Positive soundings from the European Union on Brexit talks helped nudge Britain’s pound above $1.35 against the dollar on Wednesday.
The EU’s chief executive said on Wednesday she could not say if there would be a trade deal with Britain but there had been progress and the next few days would be critical.
Ursula von der Leyen said discussions about access to British fishing waters for EU vessels were “still very difficult” but negotiators had moved forward on the other most contentious element - guarantees of fair competition for companies.
Upbeat mood music around a possible Brexit deal before the year-end has helped the pound strengthen over 2% against the dollar this week. However, caution still shows in elevated implied volatility gauges which imply traders buying protection against price swings in the currency.

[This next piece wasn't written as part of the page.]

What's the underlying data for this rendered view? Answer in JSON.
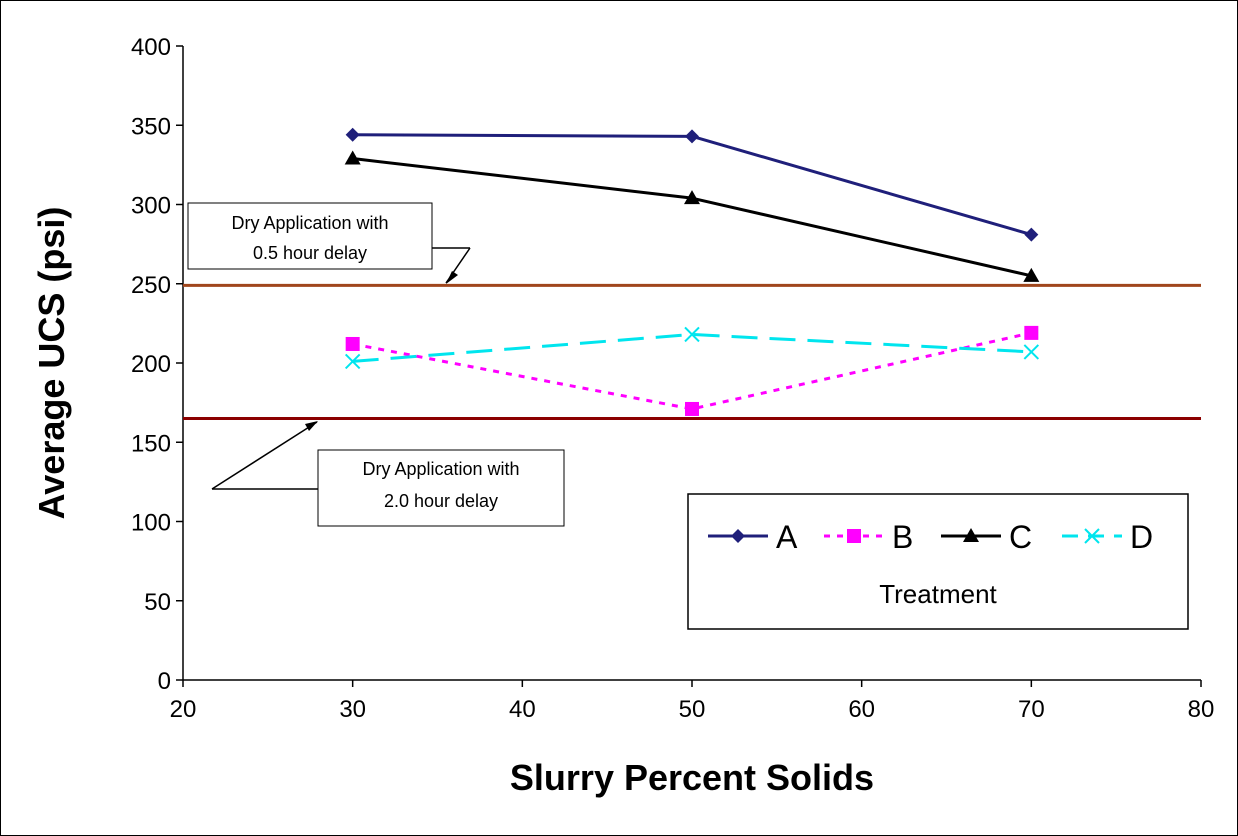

Tempering some of the optimism were comments from a British official, who said both sides had made some progress in the trade talks, but are still “very far apart in key areas”.

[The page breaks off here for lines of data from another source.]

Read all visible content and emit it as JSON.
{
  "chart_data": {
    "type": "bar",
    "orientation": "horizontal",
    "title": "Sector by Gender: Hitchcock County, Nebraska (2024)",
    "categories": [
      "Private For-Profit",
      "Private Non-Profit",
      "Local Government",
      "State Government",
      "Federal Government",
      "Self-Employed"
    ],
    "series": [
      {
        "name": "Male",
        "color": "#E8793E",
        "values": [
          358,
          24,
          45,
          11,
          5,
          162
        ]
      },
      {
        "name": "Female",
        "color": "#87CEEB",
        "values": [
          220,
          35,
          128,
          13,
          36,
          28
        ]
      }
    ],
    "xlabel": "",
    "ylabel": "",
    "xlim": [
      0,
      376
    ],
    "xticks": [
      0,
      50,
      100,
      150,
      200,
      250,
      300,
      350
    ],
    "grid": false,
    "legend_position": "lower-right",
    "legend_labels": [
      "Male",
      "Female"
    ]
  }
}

By 0900 GMT, sterling was up 0.3% at $1.3507 against the dollar. It rose above the $1.35 mark shortly after von der Leyen’s comments.

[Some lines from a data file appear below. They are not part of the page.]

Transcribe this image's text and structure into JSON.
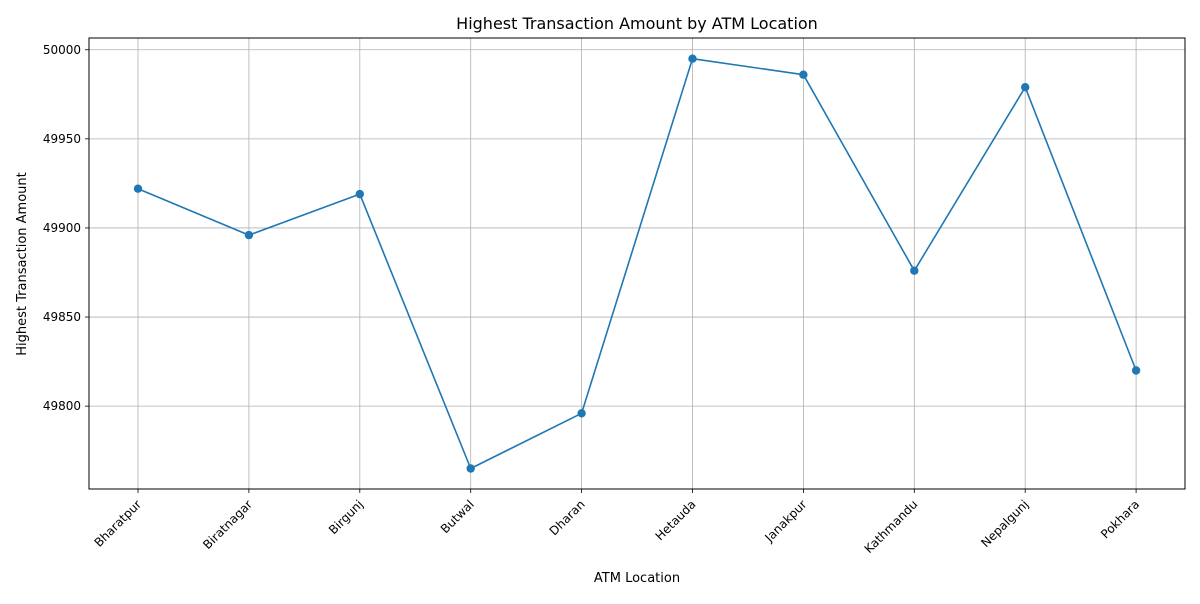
{
  "chart_data": {
    "type": "line",
    "title": "Highest Transaction Amount by ATM Location",
    "xlabel": "ATM Location",
    "ylabel": "Highest Transaction Amount",
    "categories": [
      "Bharatpur",
      "Biratnagar",
      "Birgunj",
      "Butwal",
      "Dharan",
      "Hetauda",
      "Janakpur",
      "Kathmandu",
      "Nepalgunj",
      "Pokhara"
    ],
    "series": [
      {
        "values": [
          49922,
          49896,
          49919,
          49765,
          49796,
          49995,
          49986,
          49876,
          49979,
          49820
        ],
        "color": "#1f77b4",
        "marker": "circle"
      }
    ],
    "ylim": [
      49753.5,
      50006.6
    ],
    "yticks": [
      49800,
      49850,
      49900,
      49950,
      50000
    ],
    "xtick_rotation": 45,
    "grid": true,
    "legend": "none"
  }
}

Against a broadly stronger euro however, it was down 0.2% at 90.34 pence.
On Tuesday, tweets from a BBC political reporter stating that Conservative party members think Britain is heading towards a deal with the EU supported the pound.
“Sterling remains beholden to the latest tweets – the most recent seemingly pointing towards a greater chance of a deal,” said ING strategists in a note to clients.
“Thin December markets and some big technical levels in cable at $1.35/40 warn of strong gains to $1.37 on any concrete signs of progress.”
Mikael Milhøj, senior analyst at Danske Bank said the pound would remain volatile in the near-term until further clarification on the talks is received.